The light emanated from a baby in a manger. I watched him turn into a boy discussing matters of importance with religious leaders baffled by his enlightened insight. He grew into a man creating with carpenter’s tools in his hands. I saw him touching, healing, teaching, caring, and leading as crowds of followers grew. With every action the light around and within him shone brighter. The whole story was told in light I can’t explain. Then I saw him being taken away and murdered on a cross. His body was left in a sealed tomb. The light in the circle suddenly died.

A moan went up from the crowd. It was as though their greatest fear, the fear of disappointment, had been realized.

Then the light walked out of the grave and expanded as he rose until it was too bright for the onlookers to see. The light rose to fill the whole earth. It spread in ripples, and as it did tens, then hundreds, then thousands spontaneously fell to the ground and bowed in worship. I looked and saw costumes and masks drop. I saw ceremonial and honorary robes of all kinds fall to the ground as people bowed in humble adoration.

I realized that Jesus Christ was at the center of all of this.
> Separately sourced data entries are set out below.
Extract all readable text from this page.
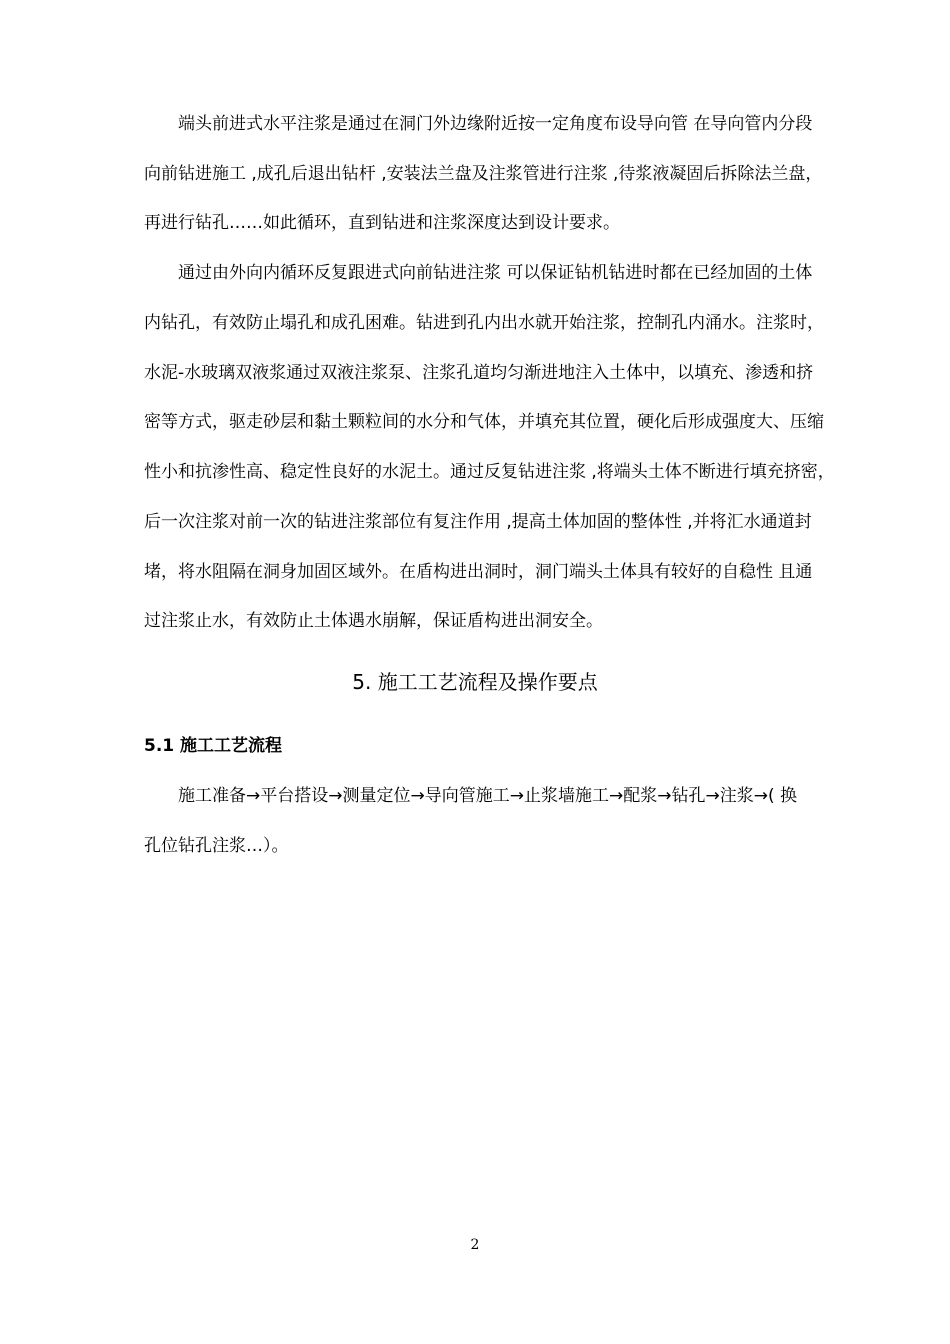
端头前进式水平注浆是通过在洞门外边缘附近按一定角度布设导向管 在导向管内分段
向前钻进施工 ,成孔后退出钻杆 ,安装法兰盘及注浆管进行注浆 ,待浆液凝固后拆除法兰盘，
再进行钻孔……如此循环，直到钻进和注浆深度达到设计要求。
通过由外向内循环反复跟进式向前钻进注浆 可以保证钻机钻进时都在已经加固的土体
内钻孔，有效防止塌孔和成孔困难。钻进到孔内出水就开始注浆，控制孔内涌水。注浆时，
水泥-水玻璃双液浆通过双液注浆泵、注浆孔道均匀渐进地注入土体中，以填充、渗透和挤
密等方式，驱走砂层和黏土颗粒间的水分和气体，并填充其位置，硬化后形成强度大、压缩
性小和抗渗性高、稳定性良好的水泥土。通过反复钻进注浆 ,将端头土体不断进行填充挤密，
后一次注浆对前一次的钻进注浆部位有复注作用 ,提高土体加固的整体性 ,并将汇水通道封
堵，将水阻隔在洞身加固区域外。在盾构进出洞时，洞门端头土体具有较好的自稳性 且通
过注浆止水，有效防止土体遇水崩解，保证盾构进出洞安全。
5. 施工工艺流程及操作要点
5.1 施工工艺流程
施工准备→平台搭设→测量定位→导向管施工→止浆墙施工→配浆→钻孔→注浆→( 换
孔位钻孔注浆…）。
2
I watched as a chalice appeared where he stood and became a fountain. Out of him flowed light, hope, healing, forgiveness and love, pure love in the form of blood. It was as if many people were overwhelmed by his presence and, really seeing him for the first time, knew he was the answer to the darkness within themselves.

I saw selfish ambition, mockery, slander and mischief slink away as if they found the light too painful to bear.

Later that night, as I walked home under dark clouds, I thought of all the Christmas songs that talked about waiting in darkness and about the baby who came to bring light into the world. On the first day of advent an obscure verse from the ancient hymn “Oh Come, Oh Come, Emmanuel” played in my heart.

O come, Thou Day-Spring, come and cheer
Our spirits by Thine advent here
Disperse the gloomy clouds of night
And death’s dark shadows put to flight.
Rejoice! Rejoice! Emmanuel
Shall come to thee, O Israel.

Emmanuel means “God with us.” Before this happened I had been praying about how to pray in these dark days. I believe God was showing me the importance of keeping Christ at the center of everything I do. I pray for new life to spring up as his light shines in the darkness and makes an impact beyond my own little corner.

After Paul the apostle came down from his intellectual discussions with philosophers on Mars Hill (which impressed only a few people) he ended up in Corinth. He wrote this about the experience with the people there: My brothers and sisters, when I first came to proclaim to you the secrets of God, I refused to come as an expert, trying to impress you with my eloquent speech and lofty wisdom. For while I was with you I was determined to be consumed with one topic—Jesus, the crucified Messiah. I stood before you feeling inadequate, filled with reverence for God, and trembling under the sense of the importance of my words. The message I preached and how I preached it was not an attempt to sway you with persuasive arguments but to prove to you the almighty power of God’s Holy Spirit. For God intended that your faith not be established on man’s wisdom but by trusting in his almighty power. (1 Corinthians 2:1-4)

My eloquent speech and lofty wisdom plus ten dollars will get you on any subway in Moose Jaw, Saskatchewan. But the Holy Spirit? His signs point to the Light. As circumstances become darker, the light shines brighter and brighter. This time we’re in? It may be the darkest of times, but it is also the brightest of times. Consider the Light.